防;二则此事有损天朝威名,实力不济,不若掩耳盗铃,装作不知。至于朝鲜事,卿先前所言,已有眉目。”
“至于国朝海商,为求贸易信牌而泄密国事……卿言不可避免,朕亦以为不可因噎废食,此事也只当不知。卿言,商不可信亦不可不信,大有道理。若卿所言,之前贸易信牌新政未出之时,国朝海商便能团结一致而迫倭人降价;如今却各自行贿主动提价。非当日忠而今日奸,不过趋利尔。人或善或恶,而利不善不恶。”

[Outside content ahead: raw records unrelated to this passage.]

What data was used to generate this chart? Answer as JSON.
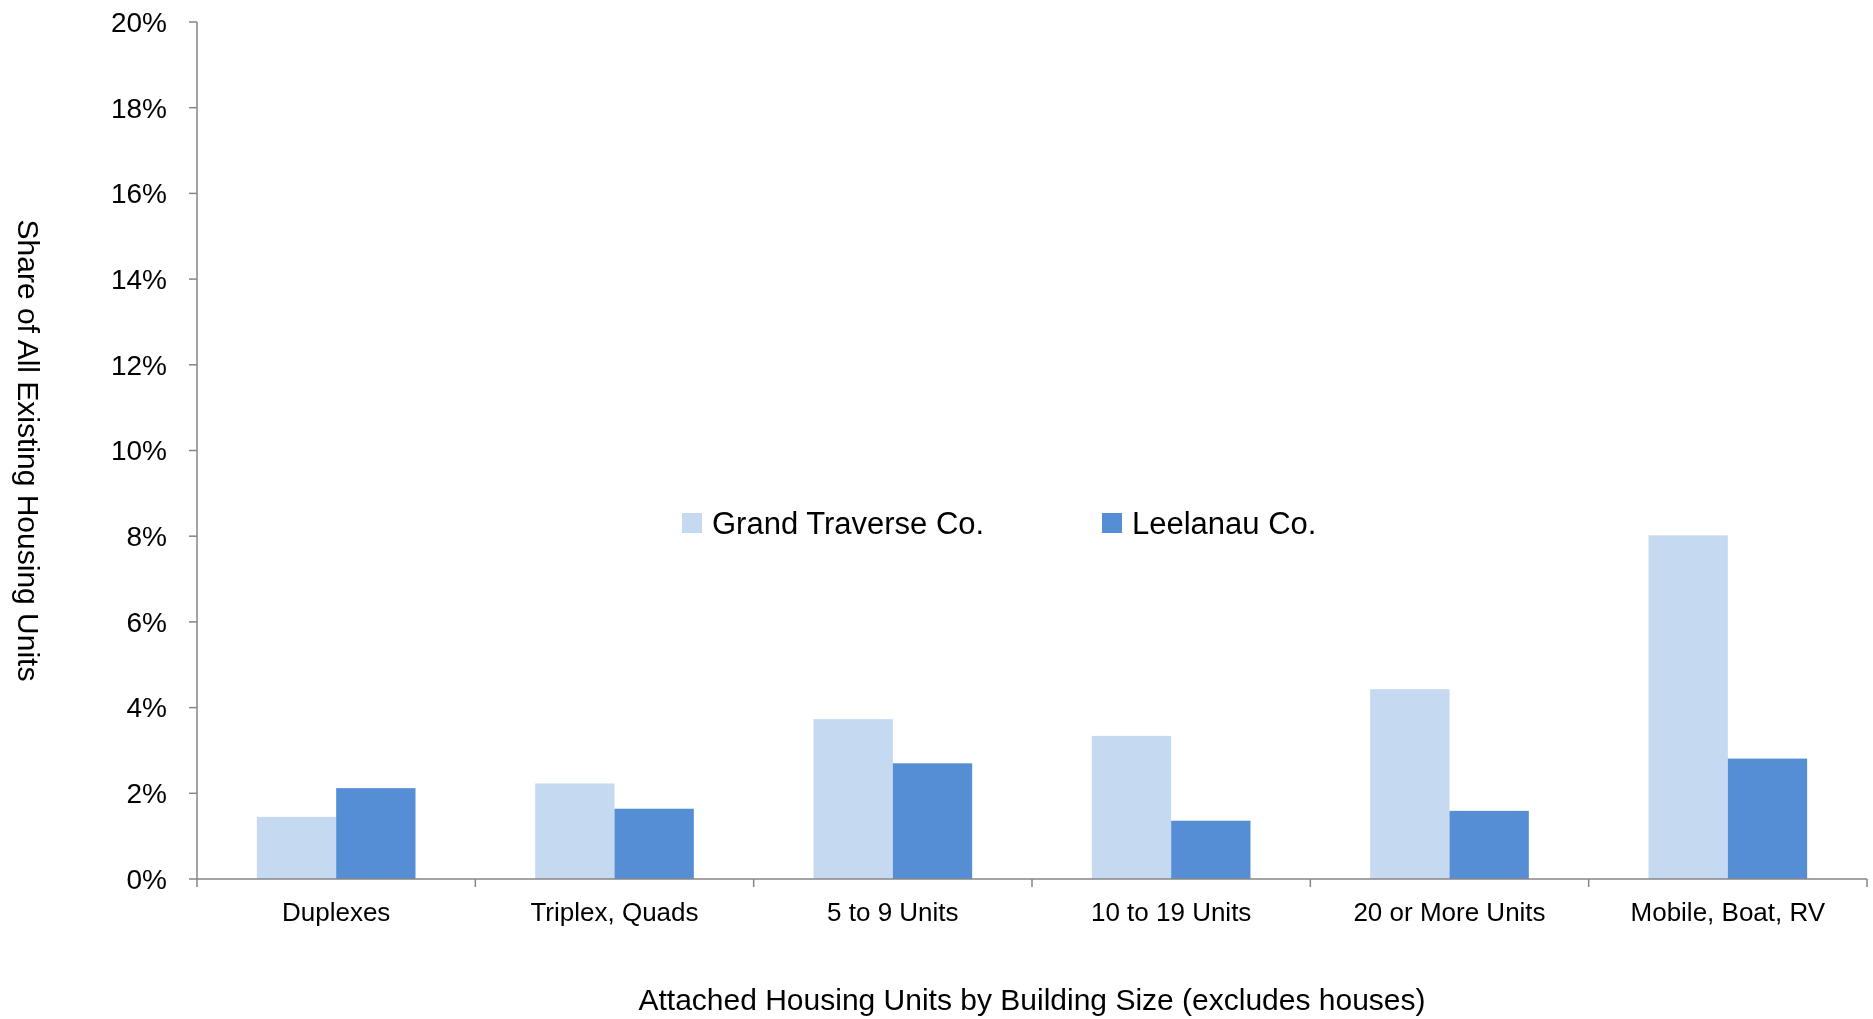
{
  "chart_data": {
    "type": "bar",
    "xlabel": "Attached Housing Units by Building Size (excludes houses)",
    "ylabel": "Share of All Existing Housing Units",
    "categories": [
      "Duplexes",
      "Triplex, Quads",
      "5 to 9 Units",
      "10 to 19 Units",
      "20 or More Units",
      "Mobile, Boat, RV"
    ],
    "series": [
      {
        "name": "Grand Traverse Co.",
        "color": "#c5d9f1",
        "values": [
          1.45,
          2.23,
          3.73,
          3.34,
          4.43,
          8.02
        ]
      },
      {
        "name": "Leelanau Co.",
        "color": "#558ed5",
        "values": [
          2.12,
          1.64,
          2.7,
          1.36,
          1.59,
          2.81
        ]
      }
    ],
    "ylim": [
      0,
      20
    ],
    "yticks": [
      {
        "value": 0,
        "label": "0%"
      },
      {
        "value": 2,
        "label": "2%"
      },
      {
        "value": 4,
        "label": "4%"
      },
      {
        "value": 6,
        "label": "6%"
      },
      {
        "value": 8,
        "label": "8%"
      },
      {
        "value": 10,
        "label": "10%"
      },
      {
        "value": 12,
        "label": "12%"
      },
      {
        "value": 14,
        "label": "14%"
      },
      {
        "value": 16,
        "label": "16%"
      },
      {
        "value": 18,
        "label": "18%"
      },
      {
        "value": 20,
        "label": "20%"
      }
    ],
    "grid": false,
    "legend": "center"
  }
}
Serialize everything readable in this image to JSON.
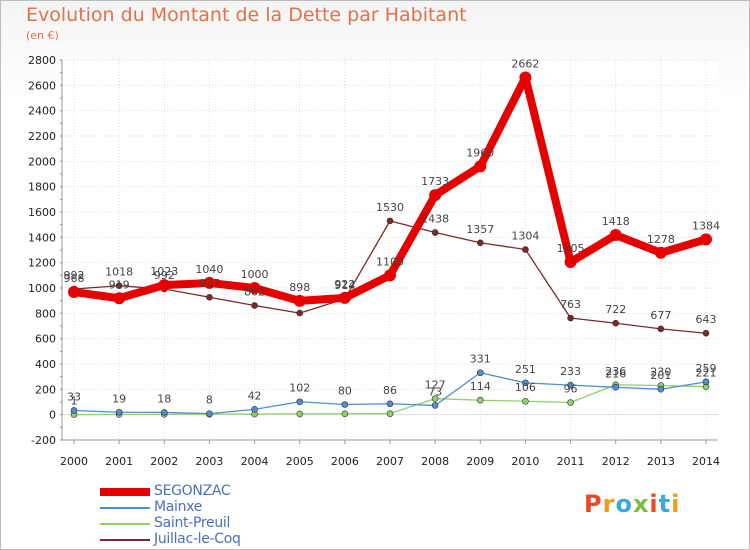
{
  "title": "Evolution du Montant de la Dette par Habitant",
  "unit": "(en €)",
  "logo": {
    "text": "Proxiti",
    "letters": [
      "P",
      "r",
      "o",
      "x",
      "i",
      "t",
      "i"
    ],
    "colors": [
      "#e84b23",
      "#f39a1b",
      "#3aa7e0",
      "#7bbf3c",
      "#e84b23",
      "#3aa7e0",
      "#f39a1b"
    ]
  },
  "chart_data": {
    "type": "line",
    "title": "Evolution du Montant de la Dette par Habitant",
    "ylabel": "(en €)",
    "x": [
      "2000",
      "2001",
      "2002",
      "2003",
      "2004",
      "2005",
      "2006",
      "2007",
      "2008",
      "2009",
      "2010",
      "2011",
      "2012",
      "2013",
      "2014"
    ],
    "ylim": [
      -200,
      2800
    ],
    "yticks": [
      -200,
      0,
      200,
      400,
      600,
      800,
      1000,
      1200,
      1400,
      1600,
      1800,
      2000,
      2200,
      2400,
      2600,
      2800
    ],
    "grid": true,
    "legend": "bottom",
    "series": [
      {
        "name": "SEGONZAC",
        "color": "#e60000",
        "values": [
          968,
          919,
          1023,
          1040,
          1000,
          898,
          922,
          1100,
          1733,
          1960,
          2662,
          1205,
          1418,
          1278,
          1384
        ]
      },
      {
        "name": "Mainxe",
        "color": "#4f8fcf",
        "values": [
          33,
          19,
          18,
          8,
          42,
          102,
          80,
          86,
          73,
          331,
          251,
          233,
          216,
          201,
          259
        ]
      },
      {
        "name": "Saint-Preuil",
        "color": "#8fd16b",
        "values": [
          1,
          2,
          3,
          4,
          5,
          6,
          7,
          8,
          127,
          114,
          106,
          96,
          236,
          230,
          221
        ]
      },
      {
        "name": "Juillac-le-Coq",
        "color": "#7a2a2a",
        "values": [
          992,
          1018,
          992,
          927,
          862,
          802,
          914,
          1530,
          1438,
          1357,
          1304,
          763,
          722,
          677,
          643
        ]
      }
    ],
    "labels": {
      "SEGONZAC": [
        "968",
        "919",
        "1023",
        "1040",
        "1000",
        "898",
        "922",
        "1100",
        "1733",
        "1960",
        "2662",
        "1205",
        "1418",
        "1278",
        "1384"
      ],
      "Mainxe": [
        "33",
        "19",
        "18",
        "8",
        "42",
        "102",
        "80",
        "86",
        "73",
        "331",
        "251",
        "233",
        "216",
        "201",
        "259"
      ],
      "Saint-Preuil": [
        "1",
        "",
        "",
        "",
        "",
        "",
        "",
        "",
        "127",
        "114",
        "106",
        "96",
        "236",
        "230",
        "221"
      ],
      "Juillac-le-Coq": [
        "992",
        "1018",
        "992",
        "927",
        "862",
        "",
        "914",
        "1530",
        "1438",
        "1357",
        "1304",
        "763",
        "722",
        "677",
        "643"
      ]
    }
  }
}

关于日本部分的奏折批阅完,李淦想着琉球的事,忍不住无奈苦笑。
之前就总说天下变了,不要掩耳盗铃。
如今想想,单单一个琉球既朝贡中国,又朝贡日本,就是活生生的一出掩耳盗铃。
朝廷每一次去封贡的,都知道琉球的事,但都是报喜不报忧,怕起刀兵之祸,为蕞尔之地与日本鏖战。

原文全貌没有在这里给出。